Виллум смотрел, как Стоув пытается осмыслить его слова, прокручивая в памяти события их жизни: моровое поветрие, которое Дарий наслал на апсара, убийство его родителей, а потом ее народа, разрушение ее дома, то, во что пытался превратить ее Старейший, обветренное лицо брата и исходившую из его сердца теплоту, сохранившуюся несмотря на все испытания. Виллум видел, как в ее глазах отражалась отчаянная борьба между хрупкостью любви и силой ненависти. Скоро она вновь станет делать то, что ей предписано по чину, и тогда вздорный и раздражительный ребенок исчезнет, как и та веселая и озорная девчушка, которая только что скакала рядом с ним. Ему казалось, будто осязаемо менялась даже ее кожа, становясь такой же жесткой, какой должна была быть непреклонная наследница Хранителя Города. Когда их взгляды встретились, даже влажная поволока ее глаз отсвечивала сталью.
— Теперь мне все стало ясно. Благодарю тебя, мой наставник.
Пришпорив лошадь, она поскакала вперед, держа спину очень прямо — так, как сидела в седле Энде. Царственно. Как королева. Как… Наша Стоув.
И вот вдали замаячили башни Города. От замусоренных грязных развалин поднималась пыль. В стародавние времена — еще до падения метеорита и причиненных им разрушений, Город простирался вплоть до этих территорий. Теперь от него осталось лишь то, что некогда было его центром, причем эта часть была значительно перестроена ее приемным отцом.
Они скакали по открытой всем ветрам дороге. Вскоре у нее стали замерзать нос и руки, девочка закуталась в накидку и надвинула на лоб капюшон. Она понимала, что это было нелогично, но физически она себя в тот момент лучше чувствовала, отгородившись таким образом от Виллума. Он, конечно, с уважением относился к ее молчанию, и она была отчасти этому рада… хотя в то же время продолжала на него за это злиться. Но если бы он с ней тогда заговорил, она, наверное, могла бы — могла бы, и только, — даже расплакаться. Такое проявление чувств было для нее в данной ситуации непозволительной роскошью. Не теперь. Никогда. То зерно, в которое превратил ее Дарий, должно было расцвести цветком ползучей лозы, и ей очень хотелось, чтобы ее приемный отец приблизился к нему и вдохнул его запах. Да, очень. Чтоб он подошел к ней совсем близко, очень близко. Вот тогда-то он и почувствовал бы смертельный укол ядовитых шипов.

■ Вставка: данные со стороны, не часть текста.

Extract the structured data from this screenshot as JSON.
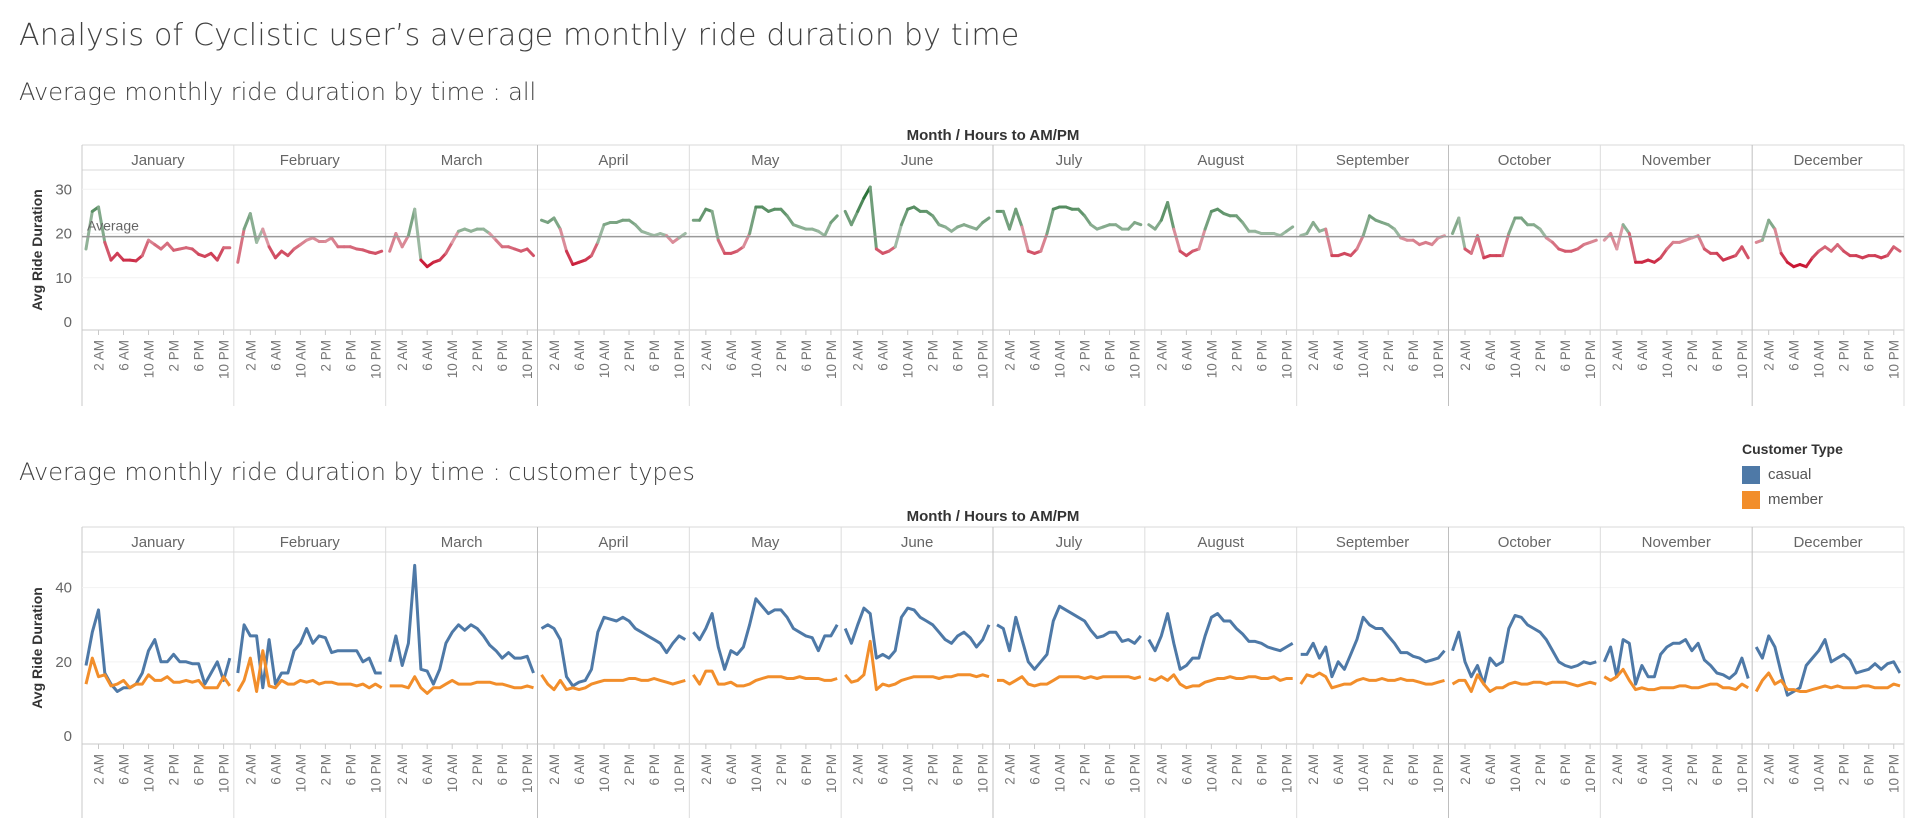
{
  "page_title": "Analysis of  Cyclistic user’s average monthly ride duration by time",
  "legend": {
    "title": "Customer Type",
    "items": [
      {
        "label": "casual",
        "color": "#4e79a7"
      },
      {
        "label": "member",
        "color": "#f28e2b"
      }
    ]
  },
  "chart_data": [
    {
      "type": "line",
      "title": "Average monthly ride duration by time : all",
      "column_header": "Month / Hours to AM/PM",
      "ylabel": "Avg Ride Duration",
      "ylim": [
        0,
        33
      ],
      "yticks": [
        0,
        10,
        20,
        30
      ],
      "reference_line": {
        "label": "Average",
        "value": 19.3
      },
      "color_scale": {
        "low": "#c8102e",
        "mid": "#e8e8e8",
        "high": "#1e6b2e"
      },
      "months": [
        "January",
        "February",
        "March",
        "April",
        "May",
        "June",
        "July",
        "August",
        "September",
        "October",
        "November",
        "December"
      ],
      "x_tick_labels": [
        "2 AM",
        "6 AM",
        "10 AM",
        "2 PM",
        "6 PM",
        "10 PM"
      ],
      "hours": [
        0,
        1,
        2,
        3,
        4,
        5,
        6,
        7,
        8,
        9,
        10,
        11,
        12,
        13,
        14,
        15,
        16,
        17,
        18,
        19,
        20,
        21,
        22,
        23
      ],
      "series": [
        {
          "values": {
            "January": [
              16.5,
              25,
              26,
              18,
              14,
              15.5,
              14,
              14,
              13.8,
              15,
              18.5,
              17.5,
              16.5,
              17.8,
              16.2,
              16.5,
              16.8,
              16.5,
              15.3,
              14.8,
              15.5,
              14,
              16.8,
              16.8
            ]
          },
          "February_placeholder": null
        }
      ],
      "values_by_month": {
        "January": [
          16.5,
          25,
          26,
          18,
          14,
          15.5,
          14,
          14,
          13.8,
          15,
          18.5,
          17.5,
          16.5,
          17.8,
          16.2,
          16.5,
          16.8,
          16.5,
          15.3,
          14.8,
          15.5,
          14,
          16.8,
          16.8
        ],
        "February": [
          13.5,
          21,
          24.5,
          18,
          21,
          17,
          14.5,
          16,
          15,
          16.5,
          17.5,
          18.5,
          19,
          18.2,
          18.2,
          19,
          17,
          17,
          17,
          16.5,
          16.3,
          15.8,
          15.5,
          16
        ],
        "March": [
          16,
          20,
          17,
          19.5,
          25.5,
          14,
          12.5,
          13.5,
          14,
          15.5,
          18,
          20.5,
          21,
          20.5,
          21,
          21,
          20,
          18.5,
          17,
          17,
          16.5,
          16,
          16.5,
          15
        ],
        "April": [
          23,
          22.5,
          23.5,
          21,
          16,
          13,
          13.5,
          14,
          15,
          18,
          22,
          22.5,
          22.5,
          23,
          23,
          22,
          20.5,
          20,
          19.5,
          20,
          19.5,
          18,
          19,
          20
        ],
        "May": [
          23,
          23,
          25.5,
          25,
          18.5,
          15.5,
          15.5,
          16,
          17,
          20,
          26,
          26,
          25,
          25.5,
          25.5,
          24,
          22,
          21.5,
          21,
          21,
          20.5,
          19.5,
          22.5,
          24
        ],
        "June": [
          25,
          22,
          25,
          28,
          30.5,
          16.5,
          15.5,
          16,
          17,
          22,
          25.5,
          26,
          25,
          25,
          24,
          22,
          21.5,
          20.5,
          21.5,
          22,
          21.5,
          21,
          22.5,
          23.5
        ],
        "July": [
          25,
          25,
          21,
          25.5,
          21.5,
          16,
          15.5,
          16,
          20,
          25.5,
          26,
          26,
          25.5,
          25.5,
          24,
          22,
          21,
          21.5,
          22,
          22,
          21,
          21,
          22.5,
          22
        ],
        "August": [
          22,
          21,
          23,
          27,
          21,
          16,
          15,
          16,
          16.5,
          21,
          25,
          25.5,
          24.5,
          24,
          24,
          22.5,
          20.5,
          20.5,
          20,
          20,
          20,
          19.5,
          20.5,
          21.5
        ],
        "September": [
          19.5,
          20,
          22.5,
          20.5,
          21,
          15,
          15,
          15.5,
          15,
          16.5,
          19.5,
          24,
          23,
          22.5,
          22,
          21,
          19,
          18.5,
          18.5,
          17.5,
          18,
          17.5,
          19,
          19.5
        ],
        "October": [
          20,
          23.5,
          16.5,
          15.5,
          19.5,
          14.5,
          15,
          15,
          15,
          20,
          23.5,
          23.5,
          22,
          22,
          21,
          19,
          18,
          16.5,
          16,
          16,
          16.5,
          17.5,
          18,
          18.5
        ],
        "November": [
          18.5,
          20,
          16.5,
          22,
          20,
          13.5,
          13.5,
          14,
          13.5,
          14.5,
          16.5,
          18,
          18,
          18.5,
          19,
          19.5,
          16.5,
          15.5,
          15.5,
          14,
          14.5,
          15,
          17,
          14.5
        ],
        "December": [
          18,
          18.5,
          23,
          21,
          15.5,
          13.5,
          12.5,
          13,
          12.5,
          14.5,
          16,
          17,
          16,
          17.5,
          16,
          15,
          15,
          14.5,
          15,
          15,
          14.5,
          15,
          17,
          16
        ]
      }
    },
    {
      "type": "line",
      "title": "Average monthly ride duration by time : customer types",
      "column_header": "Month / Hours to AM/PM",
      "ylabel": "Avg Ride Duration",
      "ylim": [
        0,
        48
      ],
      "yticks": [
        0,
        20,
        40
      ],
      "months": [
        "January",
        "February",
        "March",
        "April",
        "May",
        "June",
        "July",
        "August",
        "September",
        "October",
        "November",
        "December"
      ],
      "x_tick_labels": [
        "2 AM",
        "6 AM",
        "10 AM",
        "2 PM",
        "6 PM",
        "10 PM"
      ],
      "series": [
        {
          "name": "casual",
          "color": "#4e79a7",
          "values_by_month": {
            "January": [
              19,
              28,
              34,
              17,
              14,
              12,
              13,
              13,
              14,
              17,
              23,
              26,
              20,
              20,
              22,
              20,
              20,
              19.5,
              19.5,
              14,
              17,
              20,
              15,
              21
            ],
            "February": [
              17,
              30,
              27,
              27,
              13,
              26,
              14,
              17,
              17,
              23,
              25,
              29,
              25,
              27,
              26.5,
              22.5,
              23,
              23,
              23,
              23,
              20,
              21,
              17,
              17
            ],
            "March": [
              20,
              27,
              19,
              25,
              46,
              18,
              17.5,
              14,
              18,
              25,
              28,
              30,
              28.5,
              30,
              29,
              27,
              24.5,
              23,
              21,
              22.5,
              21,
              21,
              21.5,
              17
            ],
            "April": [
              29,
              30,
              29,
              26,
              16,
              13.5,
              14.5,
              15,
              18,
              28,
              32,
              31.5,
              31,
              32,
              31,
              29,
              28,
              27,
              26,
              25,
              22.5,
              25,
              27,
              26
            ],
            "May": [
              28,
              26,
              29,
              33,
              24,
              18,
              23,
              22,
              24,
              30,
              37,
              35,
              33,
              34,
              34,
              32,
              29,
              28,
              27,
              26.5,
              23,
              27,
              27,
              30
            ],
            "June": [
              29,
              25,
              30,
              34.5,
              33,
              21,
              22,
              21,
              23,
              32,
              34.5,
              34,
              32,
              31,
              30,
              28,
              26,
              25,
              27,
              28,
              26.5,
              24,
              26,
              30
            ],
            "July": [
              30,
              29,
              23,
              32,
              26,
              20,
              18,
              20,
              22,
              31,
              35,
              34,
              33,
              32,
              31,
              28.5,
              26.5,
              27,
              28,
              28,
              25.5,
              26,
              25,
              27
            ],
            "August": [
              26,
              23,
              27,
              33,
              25,
              18,
              19,
              21,
              21,
              27,
              32,
              33,
              31,
              31,
              29,
              27.5,
              25.5,
              25.5,
              25,
              24,
              23.5,
              23,
              24,
              25
            ],
            "September": [
              22,
              22,
              25,
              21,
              24,
              16,
              20,
              18,
              22,
              26,
              32,
              30,
              29,
              29,
              27,
              25,
              22.5,
              22.5,
              21.5,
              21,
              20,
              20.5,
              21,
              23
            ],
            "October": [
              23,
              28,
              20,
              16,
              19,
              14,
              21,
              19,
              20,
              29,
              32.5,
              32,
              30,
              29,
              28,
              26,
              23,
              20,
              19,
              18.5,
              19,
              20,
              19.5,
              20
            ],
            "November": [
              20,
              24,
              16,
              26,
              25,
              14,
              19,
              16,
              16,
              22,
              24,
              25,
              25,
              26,
              23,
              25,
              20.5,
              19,
              17,
              16.5,
              15.5,
              17,
              21,
              15.5
            ],
            "December": [
              24,
              21,
              27,
              24,
              17,
              11,
              12,
              13,
              19,
              21,
              23,
              26,
              20,
              21,
              22,
              20.5,
              17,
              17.5,
              18,
              19.5,
              18,
              19.5,
              20,
              17
            ]
          }
        },
        {
          "name": "member",
          "color": "#f28e2b",
          "values_by_month": {
            "January": [
              14,
              21,
              16,
              16.5,
              13.5,
              14,
              15,
              13,
              14,
              14,
              16.5,
              15,
              15,
              16,
              14.5,
              14.5,
              15,
              14.5,
              15,
              13,
              13,
              13,
              16,
              13.5
            ],
            "February": [
              12,
              15,
              21,
              12,
              23,
              13.5,
              13,
              15,
              14,
              14,
              15,
              14.5,
              15,
              14,
              14.5,
              14.5,
              14,
              14,
              14,
              13.5,
              14,
              13,
              14,
              13
            ],
            "March": [
              13.5,
              13.5,
              13.5,
              13,
              16,
              13,
              11.5,
              13,
              13,
              14,
              15,
              14,
              14,
              14,
              14.5,
              14.5,
              14.5,
              14,
              14,
              13.5,
              13,
              13,
              13.5,
              13
            ],
            "April": [
              16.5,
              14,
              12.5,
              15,
              12.5,
              13,
              12.5,
              13,
              14,
              14.5,
              15,
              15,
              15,
              15,
              15.5,
              15.5,
              15,
              15,
              15.5,
              15,
              14.5,
              14,
              14.5,
              15
            ],
            "May": [
              16.5,
              14,
              17.5,
              17.5,
              14,
              14,
              14.5,
              13.5,
              13.5,
              14,
              15,
              15.5,
              16,
              16,
              16,
              15.5,
              15.5,
              16,
              15.5,
              15.5,
              15.5,
              15,
              15,
              15.5
            ],
            "June": [
              16.5,
              14.5,
              15,
              16.5,
              25.5,
              12.5,
              14,
              13.5,
              14,
              15,
              15.5,
              16,
              16,
              16,
              16,
              15.5,
              16,
              16,
              16.5,
              16.5,
              16.5,
              16,
              16.5,
              16
            ],
            "July": [
              15,
              15,
              14,
              15,
              16,
              14,
              13.5,
              14,
              14,
              15,
              16,
              16,
              16,
              16,
              15.5,
              16,
              15.5,
              16,
              16,
              16,
              16,
              16,
              15.5,
              16
            ],
            "August": [
              15.5,
              15,
              16,
              15,
              16.5,
              14,
              13,
              13.5,
              13.5,
              14.5,
              15,
              15.5,
              15.5,
              16,
              15.5,
              15.5,
              16,
              16,
              15.5,
              15.5,
              16,
              15,
              15.5,
              15.5
            ],
            "September": [
              14,
              16.5,
              16,
              17,
              16,
              13,
              13.5,
              14,
              14,
              15,
              15.5,
              15,
              15,
              15.5,
              15,
              15,
              15.5,
              15,
              15,
              14.5,
              14,
              14,
              14.5,
              15
            ],
            "October": [
              14,
              15,
              15,
              12,
              16.5,
              14,
              12,
              13,
              13,
              14,
              14.5,
              14,
              14,
              14.5,
              14.5,
              14,
              14.5,
              14.5,
              14.5,
              14,
              13.5,
              14,
              14.5,
              14
            ],
            "November": [
              16,
              15,
              16,
              18,
              15,
              12.5,
              13,
              12.5,
              12.5,
              13,
              13,
              13,
              13.5,
              13.5,
              13,
              13,
              13.5,
              14,
              14,
              13,
              13,
              12.5,
              14,
              13
            ],
            "December": [
              12,
              15,
              17,
              14,
              15,
              12.5,
              12.5,
              12,
              12,
              12.5,
              13,
              13.5,
              13,
              13.5,
              13,
              13,
              13,
              13.5,
              13.5,
              13,
              13,
              13,
              14,
              13.5
            ]
          }
        }
      ]
    }
  ]
}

Поравнявшись с ней, Виллум не удержался и дал ей последнее наставление:
— Что бы ни случилось, Стоув, никогда не сомневайся в силе, с которой в тебя верят люди. И в пророчествах. Помни: мы предельно осторожно должны скользить по лезвию бритвы, пока она не перережет глотку нашему врагу.
Она взглянула на бесстрастное лицо наставника, и все ее обиды мигом улетучились.
— Видишь? — Виллум указал вдаль.
К ним быстро приближалось густое облако пыли. Когда оно было уже сравнительно недалеко, Стоув различила в нем грузовики с каким-то поблескивавшим оружием. Это был отряд передового охранения, где обычно несли службу особенно заносчивые и воинственно настроенные клирики.
Клирики приказали им остановиться, Виллум положил руку на шею коня, чтобы успокоить разгоряченное животное. Он с безразличным видом смотрел, как охранники нацелили на них оружие, злорадно рассчитывая, что путники дадут им предлог его применить. Начальник вояк бросил на них злобный взгляд.
— Кто вы и куда направляетесь?
— Я некоторое время отсутствовала, а теперь решила вернуться, — мягко сказала Стоув.
— У вас есть… документы? — запинаясь, спросил начальник.
Стоув откинула с лица капюшон. Ошеломленные клирики, казалось, потеряли дар речи и молча таращились на нее. Потом все они как по команде перевели дыхание и бросились перед ней на колени: «Наша Стоув!!!»
Стоув позволила себе благосклонно улыбнуться и величественно проследовала мимо них по направлению к Городу.
Не привлекая к себе излишнего внимания, они проехали городские ворота. Виллум скакал рядом по левую руку от Стоув. Увидев перед собой гигантский плакат, на котором она была изображена в черных траурных одеяниях, Стоув прошептала:
— Они сделали из моего отсутствия целое представление.